Os patrões e a grande imprensa difundem a idéia de uma greve violenta. Essa violência estaria estampada em canteiros destruídos e nos piquetes radicalizados que, segundo o colunista de um jornal da cidade, “atropelam a Constituição, o direito de propriedade e as liberdades individuais”. Quer dizer, não é a exploração que é violenta, mas a reação do operariado. Nas palavras de um operário da construtora Rolim Machado, “não estamos na obra para quebra-quebra, mas a culpa do que tem acontecido é dos patrões”.

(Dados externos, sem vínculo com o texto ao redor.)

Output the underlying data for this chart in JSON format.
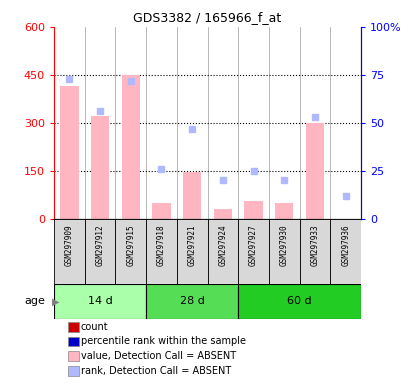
{
  "title": "GDS3382 / 165966_f_at",
  "samples": [
    "GSM297909",
    "GSM297912",
    "GSM297915",
    "GSM297918",
    "GSM297921",
    "GSM297924",
    "GSM297927",
    "GSM297930",
    "GSM297933",
    "GSM297936"
  ],
  "groups": [
    {
      "label": "14 d",
      "indices": [
        0,
        1,
        2
      ],
      "color": "#aaffaa"
    },
    {
      "label": "28 d",
      "indices": [
        3,
        4,
        5
      ],
      "color": "#55dd55"
    },
    {
      "label": "60 d",
      "indices": [
        6,
        7,
        8,
        9
      ],
      "color": "#22cc22"
    }
  ],
  "bar_values": [
    415,
    320,
    450,
    50,
    145,
    30,
    55,
    50,
    300,
    0
  ],
  "rank_dots_pct": [
    73,
    56,
    72,
    26,
    47,
    20,
    25,
    20,
    53,
    12
  ],
  "ylim_left": [
    0,
    600
  ],
  "ylim_right": [
    0,
    100
  ],
  "yticks_left": [
    0,
    150,
    300,
    450,
    600
  ],
  "yticks_right": [
    0,
    25,
    50,
    75,
    100
  ],
  "bar_color": "#ffb6c1",
  "rank_color": "#b0b8ff",
  "grid_dotted_at": [
    150,
    300,
    450
  ],
  "age_label": "age",
  "legend_items": [
    {
      "label": "count",
      "color": "#cc0000"
    },
    {
      "label": "percentile rank within the sample",
      "color": "#0000cc"
    },
    {
      "label": "value, Detection Call = ABSENT",
      "color": "#ffb6c1"
    },
    {
      "label": "rank, Detection Call = ABSENT",
      "color": "#b0b8ff"
    }
  ]
}
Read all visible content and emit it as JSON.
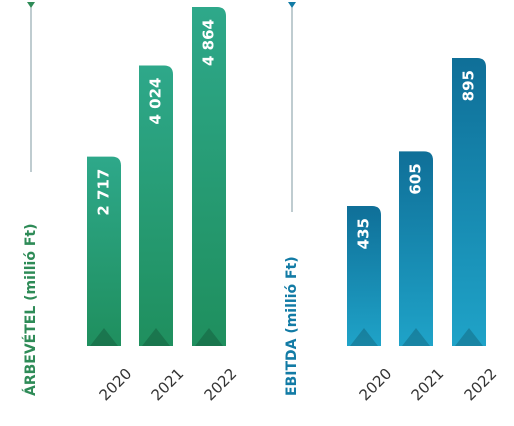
{
  "chart_data": [
    {
      "type": "bar",
      "ylabel": "ÁRBEVÉTEL (millió Ft)",
      "categories": [
        "2020",
        "2021",
        "2022"
      ],
      "values": [
        2717,
        4024,
        4864
      ],
      "value_labels": [
        "2 717",
        "4 024",
        "4 864"
      ],
      "series": [
        {
          "values": [
            2717,
            4024,
            4864
          ]
        }
      ],
      "ylim": [
        0,
        4864
      ],
      "grid": false,
      "colors": {
        "bar_top": "#2ea88a",
        "bar_bottom": "#1f8f5e",
        "label": "#2e8b57",
        "axis": "#7f9aa0"
      }
    },
    {
      "type": "bar",
      "ylabel": "EBITDA (millió Ft)",
      "categories": [
        "2020",
        "2021",
        "2022"
      ],
      "values": [
        435,
        605,
        895
      ],
      "value_labels": [
        "435",
        "605",
        "895"
      ],
      "series": [
        {
          "values": [
            435,
            605,
            895
          ]
        }
      ],
      "ylim": [
        0,
        895
      ],
      "grid": false,
      "colors": {
        "bar_top": "#0f6f98",
        "bar_bottom": "#1fa3c8",
        "label": "#127ba5",
        "axis": "#7f9aa0"
      }
    }
  ]
}
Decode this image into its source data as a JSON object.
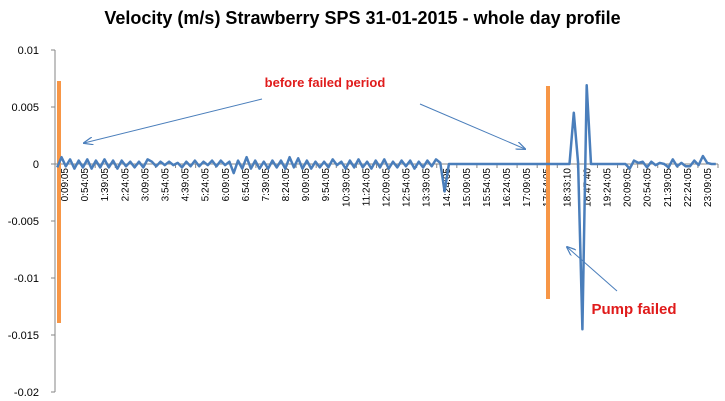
{
  "chart_data": {
    "type": "line",
    "title": "Velocity (m/s) Strawberry SPS 31-01-2015 - whole day profile",
    "xlabel": "",
    "ylabel": "",
    "ylim": [
      -0.02,
      0.01
    ],
    "yticks": [
      "0.01",
      "0.005",
      "0",
      "-0.005",
      "-0.01",
      "-0.015",
      "-0.02"
    ],
    "grid": false,
    "legend": "none",
    "x_tick_labels": [
      "0:09:05",
      "0:54:05",
      "1:39:05",
      "2:24:05",
      "3:09:05",
      "3:54:05",
      "4:39:05",
      "5:24:05",
      "6:09:05",
      "6:54:05",
      "7:39:05",
      "8:24:05",
      "9:09:05",
      "9:54:05",
      "10:39:05",
      "11:24:05",
      "12:09:05",
      "12:54:05",
      "13:39:05",
      "14:24:05",
      "15:09:05",
      "15:54:05",
      "16:24:05",
      "17:09:05",
      "17:54:05",
      "18:33:10",
      "18:47:40",
      "19:24:05",
      "20:09:05",
      "20:54:05",
      "21:39:05",
      "22:24:05",
      "23:09:05"
    ],
    "series": [
      {
        "color": "#4a7ebb",
        "values": [
          -0.0003,
          0.0006,
          -0.0002,
          0.0004,
          -0.0004,
          0.0003,
          -0.0003,
          0.0004,
          -0.0004,
          0.0003,
          -0.0003,
          0.0004,
          -0.0003,
          0.0003,
          -0.0004,
          0.0003,
          -0.0002,
          0.0002,
          -0.0003,
          0.0002,
          -0.0003,
          0.0004,
          0.0002,
          -0.0002,
          0.0002,
          -0.0001,
          0.0002,
          -0.0001,
          0.0001,
          -0.0003,
          0.0002,
          -0.0002,
          0.0003,
          -0.0002,
          0.0002,
          -0.0001,
          0.0003,
          -0.0002,
          0.0003,
          -0.0001,
          0.0002,
          -0.0008,
          0.0003,
          -0.0004,
          0.0006,
          -0.0004,
          0.0003,
          -0.0004,
          0.0002,
          -0.0004,
          0.0003,
          -0.0003,
          0.0003,
          -0.0004,
          0.0006,
          -0.0003,
          0.0005,
          -0.0004,
          0.0003,
          -0.0004,
          0.0002,
          -0.0003,
          0.0002,
          -0.0003,
          0.0004,
          -0.0001,
          0.0002,
          -0.0004,
          0.0003,
          -0.0003,
          0.0004,
          -0.0003,
          0.0002,
          -0.0004,
          0.0003,
          -0.0003,
          0.0004,
          -0.0004,
          0.0002,
          -0.0003,
          0.0003,
          -0.0002,
          0.0003,
          -0.0004,
          0.0002,
          -0.0003,
          0.0003,
          -0.0002,
          0.0004,
          0.0001,
          -0.0024,
          0,
          0,
          0,
          0,
          0,
          0,
          0,
          0,
          0,
          0,
          0,
          0,
          0,
          0,
          0,
          0,
          0,
          0,
          0,
          0,
          0,
          0,
          0,
          0,
          0,
          0,
          0,
          0,
          0,
          0.0045,
          0.0001,
          -0.0145,
          0.0069,
          0,
          0,
          0,
          0,
          0,
          0,
          0,
          0,
          0,
          -0.0004,
          0.0003,
          0.0001,
          0.0002,
          -0.0003,
          0.0002,
          -0.0001,
          0.0001,
          0,
          -0.0003,
          0.0004,
          -0.0002,
          0.0001,
          -0.0002,
          -0.0002,
          0.0003,
          -0.0001,
          0.0007,
          0.0001,
          0,
          0
        ]
      }
    ],
    "annotations": [
      {
        "text": "before failed period",
        "color": "#e01b1b"
      },
      {
        "text": "Pump failed",
        "color": "#e01b1b"
      }
    ],
    "highlight_color": "#f79646",
    "arrow_color": "#4a7ebb"
  }
}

A greve, na realidade, tem se estendido e se fortalecido, inclusive utilizando métodos radicais de luta, como resposta à intransigência patronal. É um fato: os patrões da construção civil de Fortaleza estão nadando em dinheiro. Enquanto no Brasil o crescimento do setor alcançou o patamar de 5%, o empresariado cearense comemora um aumento superior a 10%.

Cotidiano de exploração
Mesmo com o grande crescimento do setor, o Sinduscon (sindicato patronal) apresentou na mesa de negociação uma proposta de reajuste para os pisos da categoria que varia de 5,95% a 8,16%, algo absolutamente irrisório e que enfureceu ainda mais os operários, cuja resposta provocou calafrios nos empresários. O menor piso salarial da categoria, o de servente, é de apenas R$ 415, um salário mínimo. Com a proposta dos empresários, chegaria a R$ 424, uma clara provocação da patronal.

Além disso, os empresários querem obrigar o trabalho aos sábados, aumentando ainda mais a já extenuante jornada dos trabalhadores. Atualmente, algumas empresas obrigam o operário a trabalhar alguns sábados, mas a patronal quer generalizar essa prática. O ataque aos direitos pode ser comparado ao que tentou a General Motors, propondo o banco de horas aos metalúrgicos de São José dos Campos.

Enquanto os empresários enriquecem, os trabalhadores enfrentam um cotidiano de exploração e humilhações. “É difícil, como pai de família, dar de comer à mulher e aos filhos, o jeito que tem é fazer greve mesmo”, afirma o servente de obras Oclásio. Como se não bastassem os baixos salários, os operários têm de sair de casa de madrugada e enfrentar uma dura jornada, geralmente das 7h às 17h. “Tenho de sair de casa às 4h30 porque tenho que vir de trem. Chego em casa do trabalho só lá pelas 8h da noite”, relata o operário.

A indignação se expressa nas manifestações e piquetes. “Os patrões andam de carro importado, moram em mansões e nós não temos nem bicicleta pra ir ao trabalho. Eles até nos obrigam a trabalhar de madrugada, já cheguei a dormir no terminal por isso”, conta outro servente de obras, o operário Antônio.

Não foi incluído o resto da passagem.